A Gold Coast City councillor says she’s been threatened with gang rape and death over a proposed mosque, and Facebook is protecting the identity of her tormentors.
Chris Robbins says she has spent several weeks trying to get the social media site to reveal the identity of the creators of the “Stop the Mosque at Currumbin” page after it used a photo of her as its profile picture, claiming she was receiving money from unspecified Islamic backers, a claim she denies.
Ms Robbins says she had to engage a lawyer to threaten the website with defamation before the picture was removed. The page remains live along with a host of anti-councillor comments from Facebook users.
Facebook has told AAP it has had no contact with any lawyers representing Ms Robbins and says the Gold Coast councillor has not begun its process for requesting data. “We respond to requests for data to police consistent with our law enforcement guidelines,” a Facebook spokesperson said.
“These guidelines also outline if and how civil litigants can make data requests.” The spokesperson said Facebook was contacting Queensland police to understand what, if any, requests for data relating to the incident had been made.
Ms Robbins says she was targeted by protesters after announcing the council had received an application to build a mosque at an industrial site in Currumbin on the southern end of the Gold Coast. “Horrific vilification, threatening all kinds of nastiness directed at me because I’d basically gone to the meeting and said council’s got an application for a mosque and we will be assessing it as we’re obliged to by law,” she told AAP.
Controversy over the proposed development has deepened after it received support at a council planning committee meeting on Wednesday.
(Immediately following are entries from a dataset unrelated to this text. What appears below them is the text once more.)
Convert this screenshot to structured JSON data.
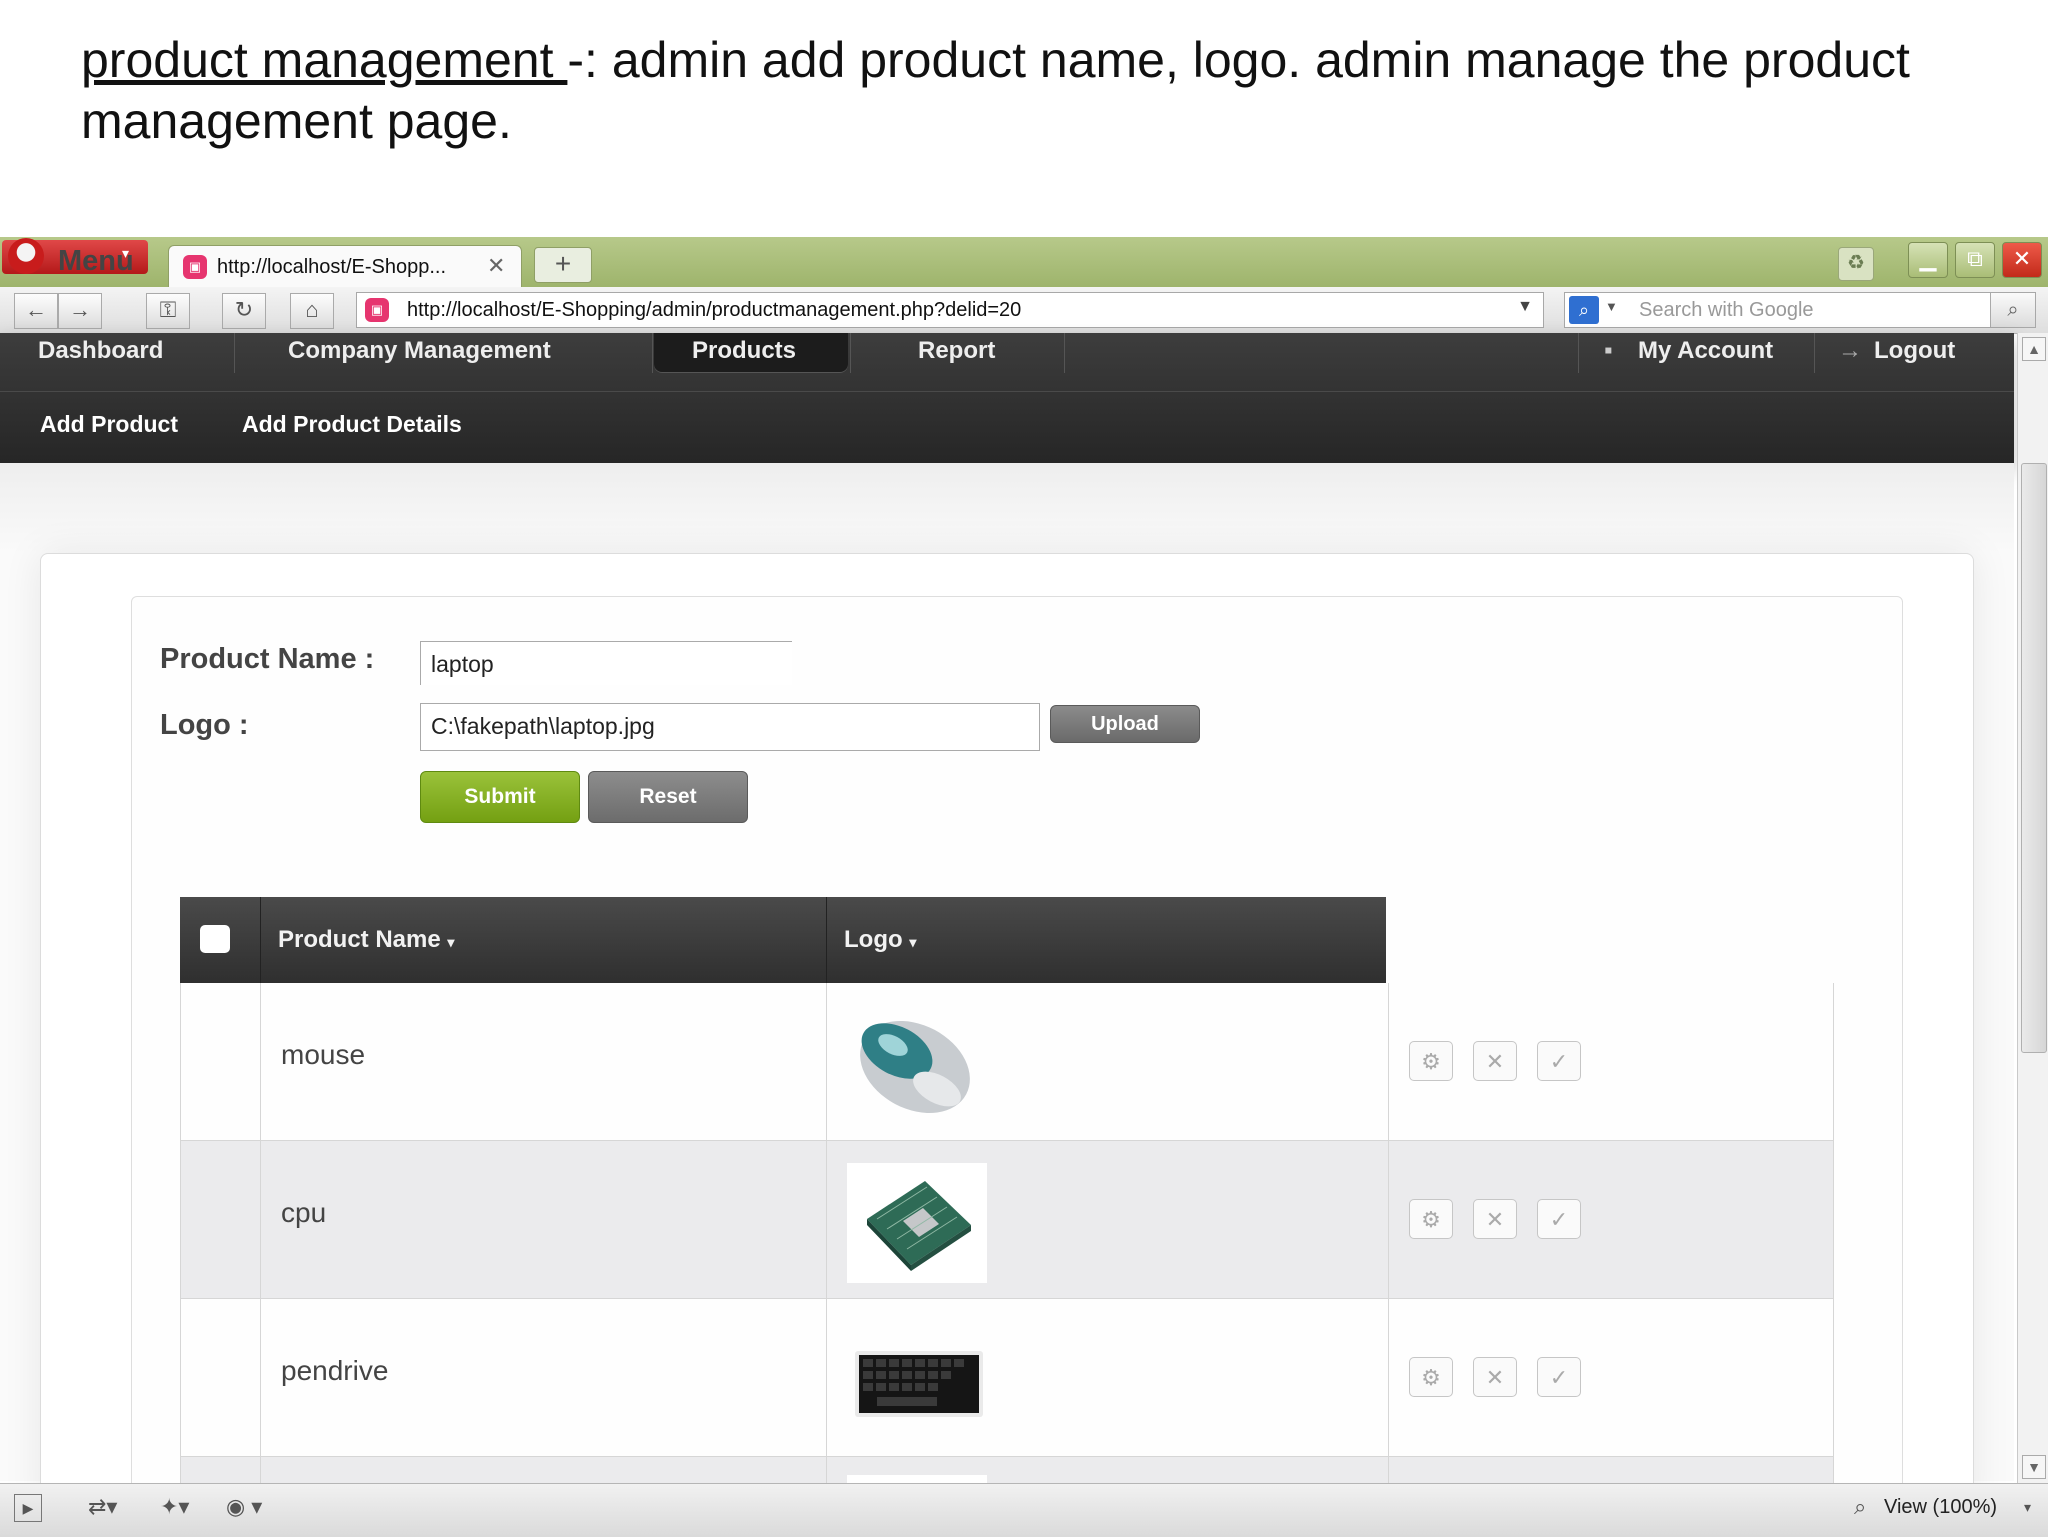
{
  "caption": {
    "underlined": "product management ",
    "rest": "-: admin add product name, logo.  admin manage the product management page."
  },
  "browser": {
    "menu_label": "Menu",
    "tab_title": "http://localhost/E-Shopp...",
    "url": "http://localhost/E-Shopping/admin/productmanagement.php?delid=20",
    "search_placeholder": "Search with Google",
    "zoom_label": "View (100%)"
  },
  "nav": {
    "items": [
      "Dashboard",
      "Company Management",
      "Products",
      "Report"
    ],
    "active": "Products",
    "account": "My Account",
    "logout": "Logout",
    "sub_items": [
      "Add Product",
      "Add Product Details"
    ]
  },
  "form": {
    "product_name_label": "Product Name :",
    "product_name_value": "laptop",
    "logo_label": "Logo :",
    "logo_value": "C:\\fakepath\\laptop.jpg",
    "upload_label": "Upload",
    "submit_label": "Submit",
    "reset_label": "Reset"
  },
  "table": {
    "columns": [
      "Product Name",
      "Logo"
    ],
    "rows": [
      {
        "name": "mouse",
        "logo_icon": "mouse-image"
      },
      {
        "name": "cpu",
        "logo_icon": "cpu-chip-image"
      },
      {
        "name": "pendrive",
        "logo_icon": "keyboard-image"
      }
    ]
  },
  "colors": {
    "nav_bg": "#2e2e2e",
    "submit_green": "#86b026",
    "browser_chrome_green": "#a9bd76"
  }
}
Police are investigating after death threats were made against Cameron Caldwell and William Owen-Jones, two of the five councillors who approved the planning proposal.
The Stop the Mosque page published contact details for all five of the councillors after Wednesday’s meeting, calling them “traitors” and asking followers to contact them with their views. Ms Robbins, who voted against the proposal on Wednesday, says the lack of accountability for the page’s authors is despicable and highlights how easily people can target victims through social media with little fear of consequences.
“I’m very upset that the social media platform has taken no responsibility,” she told AAP. “Facebook is allowing those individuals to hide their identity and to vilify and libel and threaten people like me. That’s OK, I can handle it, but if I’m 15? This is a terrible thing.”
Ms Robbins, who believes there are legitimate community concerns about the proposal, says a final decision on whether the mosque application gets approved will be judged on planning grounds and nothing else. A full council meeting on September 16 will decide the application’s fate.